Abstract:
To achieve rapid and accurate prediction of evaporation duct height (EDH) over the South China Sea, this paper proposes a real-time prediction method based on historical meteorological data. The method consists of a two-stage framework combining a time-series forecasting module and a physics-informed diagnostic module. A hybrid optimizer integrating northern goshawk optimization (NGO) and Bayesian optimization (BO), termed NGO-BO, is used to automatically tune the hyperparameters of the Informer model for high-precision meteorological forecasting. The physical equations of the classical NPS model are then embedded into the loss function of a physics-informed neural network (PINN) to construct the PINN-NPS diagnostic model, which estimates EDH using the predicted meteorological parameters.
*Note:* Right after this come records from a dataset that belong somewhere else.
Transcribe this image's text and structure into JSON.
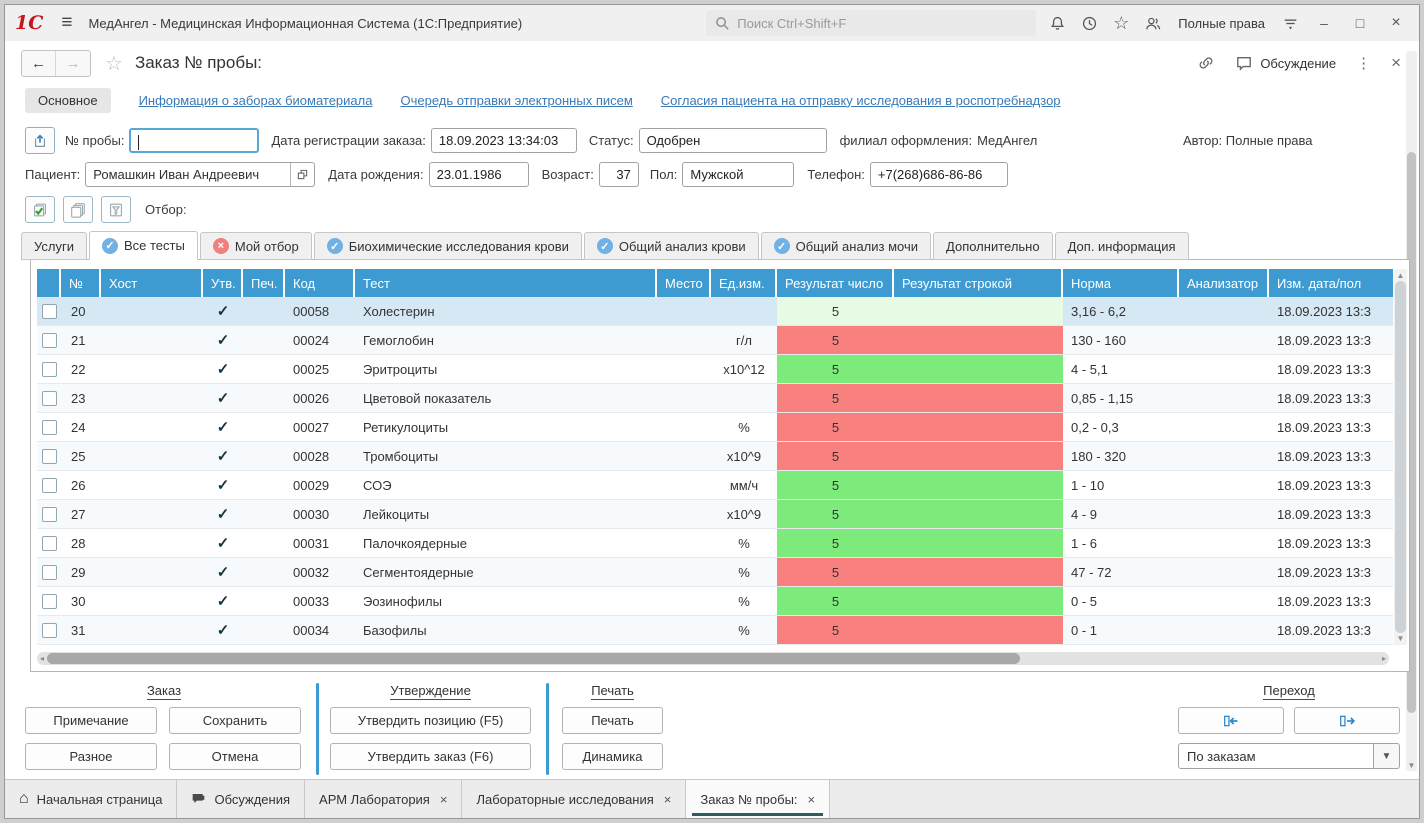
{
  "titlebar": {
    "title": "МедАнгел - Медицинская Информационная Система  (1С:Предприятие)",
    "search_placeholder": "Поиск Ctrl+Shift+F",
    "user_role": "Полные права",
    "minimize": "–",
    "maximize": "□",
    "close": "×"
  },
  "nav": {
    "back": "←",
    "forward": "→",
    "page_title": "Заказ № пробы:",
    "discussion_label": "Обсуждение",
    "more": "⋮",
    "close": "×"
  },
  "section_tabs": {
    "main_tab": "Основное",
    "links": [
      "Информация о заборах биоматериала",
      "Очередь отправки электронных писем",
      "Согласия пациента на отправку исследования в роспотребнадзор"
    ]
  },
  "form": {
    "sample_no_label": "№ пробы:",
    "sample_no_value": "",
    "reg_date_label": "Дата регистрации заказа:",
    "reg_date_value": "18.09.2023 13:34:03",
    "status_label": "Статус:",
    "status_value": "Одобрен",
    "branch_label": "филиал оформления:",
    "branch_value": "МедАнгел",
    "author_label": "Автор:",
    "author_value": "Полные права",
    "patient_label": "Пациент:",
    "patient_value": "Ромашкин Иван Андреевич",
    "birth_label": "Дата рождения:",
    "birth_value": "23.01.1986",
    "age_label": "Возраст:",
    "age_value": "37",
    "gender_label": "Пол:",
    "gender_value": "Мужской",
    "phone_label": "Телефон:",
    "phone_value": "+7(268)686-86-86",
    "filter_label": "Отбор:"
  },
  "test_tabs": [
    {
      "label": "Услуги",
      "icon": "none",
      "active": false
    },
    {
      "label": "Все тесты",
      "icon": "check",
      "active": true
    },
    {
      "label": "Мой отбор",
      "icon": "cross",
      "active": false
    },
    {
      "label": "Биохимические исследования крови",
      "icon": "check",
      "active": false
    },
    {
      "label": "Общий анализ крови",
      "icon": "check",
      "active": false
    },
    {
      "label": "Общий анализ мочи",
      "icon": "check",
      "active": false
    },
    {
      "label": "Дополнительно",
      "icon": "none",
      "active": false
    },
    {
      "label": "Доп. информация",
      "icon": "none",
      "active": false
    }
  ],
  "table": {
    "columns": [
      "",
      "№",
      "Хост",
      "Утв.",
      "Печ.",
      "Код",
      "Тест",
      "Место",
      "Ед.изм.",
      "Результат число",
      "Результат строкой",
      "Норма",
      "Анализатор",
      "Изм. дата/пол"
    ],
    "rows": [
      {
        "num": "20",
        "host": "",
        "approved": true,
        "print_mark": "",
        "code": "00058",
        "test": "Холестерин",
        "place": "",
        "unit": "",
        "result": "5",
        "result_str": "",
        "norm": "3,16 - 6,2",
        "analyzer": "",
        "date": "18.09.2023 13:3",
        "result_color": "pale",
        "selected": true
      },
      {
        "num": "21",
        "host": "",
        "approved": true,
        "print_mark": "",
        "code": "00024",
        "test": "Гемоглобин",
        "place": "",
        "unit": "г/л",
        "result": "5",
        "result_str": "",
        "norm": "130 - 160",
        "analyzer": "",
        "date": "18.09.2023 13:3",
        "result_color": "red",
        "selected": false
      },
      {
        "num": "22",
        "host": "",
        "approved": true,
        "print_mark": "",
        "code": "00025",
        "test": "Эритроциты",
        "place": "",
        "unit": "x10^12",
        "result": "5",
        "result_str": "",
        "norm": "4 - 5,1",
        "analyzer": "",
        "date": "18.09.2023 13:3",
        "result_color": "green",
        "selected": false
      },
      {
        "num": "23",
        "host": "",
        "approved": true,
        "print_mark": "",
        "code": "00026",
        "test": "Цветовой показатель",
        "place": "",
        "unit": "",
        "result": "5",
        "result_str": "",
        "norm": "0,85 - 1,15",
        "analyzer": "",
        "date": "18.09.2023 13:3",
        "result_color": "red",
        "selected": false
      },
      {
        "num": "24",
        "host": "",
        "approved": true,
        "print_mark": "",
        "code": "00027",
        "test": "Ретикулоциты",
        "place": "",
        "unit": "%",
        "result": "5",
        "result_str": "",
        "norm": "0,2 - 0,3",
        "analyzer": "",
        "date": "18.09.2023 13:3",
        "result_color": "red",
        "selected": false
      },
      {
        "num": "25",
        "host": "",
        "approved": true,
        "print_mark": "",
        "code": "00028",
        "test": "Тромбоциты",
        "place": "",
        "unit": "x10^9",
        "result": "5",
        "result_str": "",
        "norm": "180 - 320",
        "analyzer": "",
        "date": "18.09.2023 13:3",
        "result_color": "red",
        "selected": false
      },
      {
        "num": "26",
        "host": "",
        "approved": true,
        "print_mark": "",
        "code": "00029",
        "test": "СОЭ",
        "place": "",
        "unit": "мм/ч",
        "result": "5",
        "result_str": "",
        "norm": "1 - 10",
        "analyzer": "",
        "date": "18.09.2023 13:3",
        "result_color": "green",
        "selected": false
      },
      {
        "num": "27",
        "host": "",
        "approved": true,
        "print_mark": "",
        "code": "00030",
        "test": "Лейкоциты",
        "place": "",
        "unit": "x10^9",
        "result": "5",
        "result_str": "",
        "norm": "4 - 9",
        "analyzer": "",
        "date": "18.09.2023 13:3",
        "result_color": "green",
        "selected": false
      },
      {
        "num": "28",
        "host": "",
        "approved": true,
        "print_mark": "",
        "code": "00031",
        "test": "Палочкоядерные",
        "place": "",
        "unit": "%",
        "result": "5",
        "result_str": "",
        "norm": "1 - 6",
        "analyzer": "",
        "date": "18.09.2023 13:3",
        "result_color": "green",
        "selected": false
      },
      {
        "num": "29",
        "host": "",
        "approved": true,
        "print_mark": "",
        "code": "00032",
        "test": "Сегментоядерные",
        "place": "",
        "unit": "%",
        "result": "5",
        "result_str": "",
        "norm": "47 - 72",
        "analyzer": "",
        "date": "18.09.2023 13:3",
        "result_color": "red",
        "selected": false
      },
      {
        "num": "30",
        "host": "",
        "approved": true,
        "print_mark": "",
        "code": "00033",
        "test": "Эозинофилы",
        "place": "",
        "unit": "%",
        "result": "5",
        "result_str": "",
        "norm": "0 - 5",
        "analyzer": "",
        "date": "18.09.2023 13:3",
        "result_color": "green",
        "selected": false
      },
      {
        "num": "31",
        "host": "",
        "approved": true,
        "print_mark": "",
        "code": "00034",
        "test": "Базофилы",
        "place": "",
        "unit": "%",
        "result": "5",
        "result_str": "",
        "norm": "0 - 1",
        "analyzer": "",
        "date": "18.09.2023 13:3",
        "result_color": "red",
        "selected": false
      }
    ]
  },
  "actions": {
    "order_group": {
      "title": "Заказ",
      "buttons": [
        "Примечание",
        "Сохранить",
        "Разное",
        "Отмена"
      ]
    },
    "approve_group": {
      "title": "Утверждение",
      "buttons": [
        "Утвердить позицию (F5)",
        "Утвердить заказ (F6)"
      ]
    },
    "print_group": {
      "title": "Печать",
      "buttons": [
        "Печать",
        "Динамика"
      ]
    },
    "trans_group": {
      "title": "Переход",
      "dropdown_value": "По заказам"
    }
  },
  "taskbar": [
    {
      "label": "Начальная страница",
      "icon": "home",
      "closable": false,
      "active": false
    },
    {
      "label": "Обсуждения",
      "icon": "chat",
      "closable": false,
      "active": false
    },
    {
      "label": "АРМ Лаборатория",
      "icon": "none",
      "closable": true,
      "active": false
    },
    {
      "label": "Лабораторные исследования",
      "icon": "none",
      "closable": true,
      "active": false
    },
    {
      "label": "Заказ № пробы:",
      "icon": "none",
      "closable": true,
      "active": true
    }
  ],
  "colors": {
    "header_blue": "#3d9bd2",
    "result_red": "#f8807e",
    "result_green": "#7deb7c",
    "result_pale": "#e7fae4",
    "selected_row": "#d5e8f4",
    "link": "#3a7ab6",
    "accent_blue": "#3a9bd5",
    "tab_check_blue": "#72b1e3",
    "tab_cross_red": "#ee8080",
    "active_tab_underline": "#2d5c60"
  }
}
Experiments on meteorological data from Yongxing Island in the South China Sea show that the proposed NGO-BO-Informer achieves a mean absolute error (MAE) of 0.45 m and a coefficient of determination (R
2) of 0.99, while the PINN-NPS model attains an MAE of 1.32 m and an R
2 of 0.73. The results confirm the effectiveness and practical value of the proposed approach for real-time EDH prediction under complex marine boundary layer conditions, providing useful references for maritime communication, radar warning, and electromagnetic environment monitoring.